Can Vision-Language Models Handle Long-Context Code? An Empirical Study on Visual Compression
Jianping Zhong, Guochang Li, Chen Zhi, Junxiao Han, Zhen Qin, Xinkui Zhao, Nan Wang, Shuiguang Deng, Jianwei Yin
TL;DR
This work investigates how to handle ultra-long code contexts using visual compression instead of traditional textual pruning. It introduces LongCodeOCR, which renders code into compact 2D image sequences and feeds them into vision–language models, preserving global structure to support cross-file dependencies. Across four long-context benchmarks, visual compression substantially outperforms textual baselines at comparable compression ratios, especially in global understanding tasks like code summarization, while revealing a coverage–fidelity trade-off: broader context coverage benefits global reasoning, but fidelity bottlenecks can limit symbol-level precision. The results suggest practical advantages for ultra-long code tasks, with implications for interactive developer workflows and new directions in hybrid compression strategies and rendering optimizations.
Abstract
Large Language Models (LLMs) struggle with long-context code due to window limitations. Existing textual code compression methods mitigate this via selective filtering but often disrupt dependency closure, causing semantic fragmentation. To address this, we introduce LongCodeOCR, a visual compression framework that renders code into compressed two-dimensional image sequences for Vision-Language Models (VLMs). By preserving a global view, this approach avoids the dependency breakage inherent in filtering.

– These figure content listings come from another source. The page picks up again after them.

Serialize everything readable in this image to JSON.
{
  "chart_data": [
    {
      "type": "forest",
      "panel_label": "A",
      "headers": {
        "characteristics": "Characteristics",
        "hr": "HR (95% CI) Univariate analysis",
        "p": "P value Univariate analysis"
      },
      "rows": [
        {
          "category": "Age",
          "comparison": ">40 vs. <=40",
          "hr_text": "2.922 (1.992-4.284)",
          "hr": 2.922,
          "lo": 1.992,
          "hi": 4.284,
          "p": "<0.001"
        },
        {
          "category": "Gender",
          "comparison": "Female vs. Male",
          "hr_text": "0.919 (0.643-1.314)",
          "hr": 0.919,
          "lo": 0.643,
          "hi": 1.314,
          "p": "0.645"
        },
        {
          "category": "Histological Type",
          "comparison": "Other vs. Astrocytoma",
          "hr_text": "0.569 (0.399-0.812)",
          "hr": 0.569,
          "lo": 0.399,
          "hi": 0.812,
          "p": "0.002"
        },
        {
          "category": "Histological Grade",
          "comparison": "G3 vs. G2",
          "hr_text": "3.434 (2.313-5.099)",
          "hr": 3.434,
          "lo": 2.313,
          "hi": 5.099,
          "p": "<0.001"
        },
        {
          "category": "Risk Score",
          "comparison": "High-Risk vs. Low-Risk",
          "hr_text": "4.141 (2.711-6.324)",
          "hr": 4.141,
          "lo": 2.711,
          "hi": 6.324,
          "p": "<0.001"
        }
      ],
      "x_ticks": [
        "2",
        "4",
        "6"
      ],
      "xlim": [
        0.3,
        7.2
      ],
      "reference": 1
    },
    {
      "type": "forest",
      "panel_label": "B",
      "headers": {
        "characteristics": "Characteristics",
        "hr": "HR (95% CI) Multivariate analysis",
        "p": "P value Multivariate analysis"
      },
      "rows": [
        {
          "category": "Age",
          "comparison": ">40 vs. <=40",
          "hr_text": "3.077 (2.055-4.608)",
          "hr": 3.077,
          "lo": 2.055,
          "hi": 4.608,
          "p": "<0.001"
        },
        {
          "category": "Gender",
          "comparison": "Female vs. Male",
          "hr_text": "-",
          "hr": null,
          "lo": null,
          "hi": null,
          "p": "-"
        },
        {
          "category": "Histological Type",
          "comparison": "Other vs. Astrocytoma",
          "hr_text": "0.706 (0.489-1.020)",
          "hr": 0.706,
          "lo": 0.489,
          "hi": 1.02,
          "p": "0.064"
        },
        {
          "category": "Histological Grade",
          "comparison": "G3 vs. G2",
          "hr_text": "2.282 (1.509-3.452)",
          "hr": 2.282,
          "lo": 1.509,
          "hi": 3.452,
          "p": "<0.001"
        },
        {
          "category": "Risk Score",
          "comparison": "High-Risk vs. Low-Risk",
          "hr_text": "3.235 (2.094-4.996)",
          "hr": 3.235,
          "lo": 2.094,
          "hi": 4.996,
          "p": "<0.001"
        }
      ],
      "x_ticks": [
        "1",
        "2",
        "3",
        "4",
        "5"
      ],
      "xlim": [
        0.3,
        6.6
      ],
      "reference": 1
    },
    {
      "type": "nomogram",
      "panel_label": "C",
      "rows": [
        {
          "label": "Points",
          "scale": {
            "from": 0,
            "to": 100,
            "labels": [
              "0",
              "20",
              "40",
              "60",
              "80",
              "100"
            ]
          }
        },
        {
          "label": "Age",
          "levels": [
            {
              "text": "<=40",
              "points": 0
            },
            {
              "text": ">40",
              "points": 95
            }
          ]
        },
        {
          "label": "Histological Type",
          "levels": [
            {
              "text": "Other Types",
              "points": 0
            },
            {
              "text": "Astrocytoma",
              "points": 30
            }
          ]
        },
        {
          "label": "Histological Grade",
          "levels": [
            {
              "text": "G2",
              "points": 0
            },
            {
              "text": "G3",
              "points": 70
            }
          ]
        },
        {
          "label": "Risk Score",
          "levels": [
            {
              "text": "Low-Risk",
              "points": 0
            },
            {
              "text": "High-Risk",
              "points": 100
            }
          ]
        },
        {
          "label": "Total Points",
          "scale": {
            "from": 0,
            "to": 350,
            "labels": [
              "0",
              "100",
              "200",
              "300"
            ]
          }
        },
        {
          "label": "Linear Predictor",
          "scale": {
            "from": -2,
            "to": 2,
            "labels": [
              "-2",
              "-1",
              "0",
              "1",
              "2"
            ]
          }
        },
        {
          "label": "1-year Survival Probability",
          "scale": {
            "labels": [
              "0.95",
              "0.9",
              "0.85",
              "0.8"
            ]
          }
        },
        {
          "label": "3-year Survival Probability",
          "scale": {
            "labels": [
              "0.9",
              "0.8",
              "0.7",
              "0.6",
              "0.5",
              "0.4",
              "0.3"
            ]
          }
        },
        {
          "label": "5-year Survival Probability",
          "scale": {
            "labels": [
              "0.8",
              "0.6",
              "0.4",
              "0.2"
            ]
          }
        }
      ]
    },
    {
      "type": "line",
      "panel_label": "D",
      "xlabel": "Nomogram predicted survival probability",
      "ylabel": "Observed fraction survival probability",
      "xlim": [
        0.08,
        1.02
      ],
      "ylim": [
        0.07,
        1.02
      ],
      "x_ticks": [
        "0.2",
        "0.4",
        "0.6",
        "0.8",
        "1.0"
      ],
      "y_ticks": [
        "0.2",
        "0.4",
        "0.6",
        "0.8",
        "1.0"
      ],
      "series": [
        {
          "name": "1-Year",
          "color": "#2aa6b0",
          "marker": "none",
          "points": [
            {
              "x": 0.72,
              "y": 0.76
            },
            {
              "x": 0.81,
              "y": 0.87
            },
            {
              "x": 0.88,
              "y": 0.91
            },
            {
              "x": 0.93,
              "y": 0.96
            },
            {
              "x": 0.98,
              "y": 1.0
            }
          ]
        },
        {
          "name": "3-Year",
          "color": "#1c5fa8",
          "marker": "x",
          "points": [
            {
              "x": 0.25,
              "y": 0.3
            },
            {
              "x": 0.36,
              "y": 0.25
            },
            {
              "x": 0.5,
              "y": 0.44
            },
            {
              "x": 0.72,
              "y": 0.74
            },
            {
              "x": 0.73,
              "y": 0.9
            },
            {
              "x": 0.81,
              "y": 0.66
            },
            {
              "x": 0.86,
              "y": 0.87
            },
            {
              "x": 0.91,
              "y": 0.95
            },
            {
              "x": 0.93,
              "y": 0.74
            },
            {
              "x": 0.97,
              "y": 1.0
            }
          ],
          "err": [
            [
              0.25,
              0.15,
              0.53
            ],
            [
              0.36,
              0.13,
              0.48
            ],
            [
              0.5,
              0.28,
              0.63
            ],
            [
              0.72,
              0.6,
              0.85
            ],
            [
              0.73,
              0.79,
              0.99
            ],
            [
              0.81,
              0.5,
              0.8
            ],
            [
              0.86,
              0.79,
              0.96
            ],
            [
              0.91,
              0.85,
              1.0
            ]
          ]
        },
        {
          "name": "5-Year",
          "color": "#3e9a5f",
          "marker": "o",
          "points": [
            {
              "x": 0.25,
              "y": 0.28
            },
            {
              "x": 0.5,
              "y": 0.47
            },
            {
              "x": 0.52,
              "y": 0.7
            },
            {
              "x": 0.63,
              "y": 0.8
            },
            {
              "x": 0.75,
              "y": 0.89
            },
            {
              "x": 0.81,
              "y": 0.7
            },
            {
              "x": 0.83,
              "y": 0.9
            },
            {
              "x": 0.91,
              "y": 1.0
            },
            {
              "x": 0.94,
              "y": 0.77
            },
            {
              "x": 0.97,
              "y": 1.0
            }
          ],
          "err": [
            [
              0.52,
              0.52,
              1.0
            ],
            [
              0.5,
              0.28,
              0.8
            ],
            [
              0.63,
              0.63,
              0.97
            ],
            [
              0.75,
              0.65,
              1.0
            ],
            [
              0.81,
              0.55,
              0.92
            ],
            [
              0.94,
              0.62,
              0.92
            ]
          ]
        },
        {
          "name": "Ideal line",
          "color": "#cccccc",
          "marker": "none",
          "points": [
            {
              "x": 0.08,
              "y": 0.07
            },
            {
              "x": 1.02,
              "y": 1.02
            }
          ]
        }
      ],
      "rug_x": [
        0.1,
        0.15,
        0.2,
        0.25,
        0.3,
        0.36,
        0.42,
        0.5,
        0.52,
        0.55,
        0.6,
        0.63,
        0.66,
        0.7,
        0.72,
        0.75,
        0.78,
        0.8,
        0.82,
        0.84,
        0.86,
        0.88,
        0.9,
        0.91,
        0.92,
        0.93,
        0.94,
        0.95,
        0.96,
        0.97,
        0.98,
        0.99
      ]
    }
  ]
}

We systematically evaluate LongCodeOCR against the state-of-the-art LongCodeZip across four benchmarks spanning code summarization, code question answering, and code completion. Our results demonstrate that visual code compression serves as a viable alternative for tasks requiring global understanding. At comparable compression ratios ($\sim$1.7$\times$), LongCodeOCR improves CompScore on Long Module Summarization by 36.85 points over LongCodeZip. At a 1M-token context length with Glyph (a specialized 9B VLM), LongCodeOCR maintains higher accuracy than LongCodeZip while operating at about 4$\times$ higher compression. Moreover, compared with LongCodeZip, LongCodeOCR drastically reduces compression-stage overhead (reducing latency from $\sim$4.3 hours to $\sim$1 minute at 1M tokens). Finally, our results characterize a fundamental coverage--fidelity trade-off: visual code compression retains broader context coverage to support global dependencies, yet faces fidelity bottlenecks on exactness-critical tasks; by contrast, textual code compression preserves symbol-level precision while sacrificing structural coverage.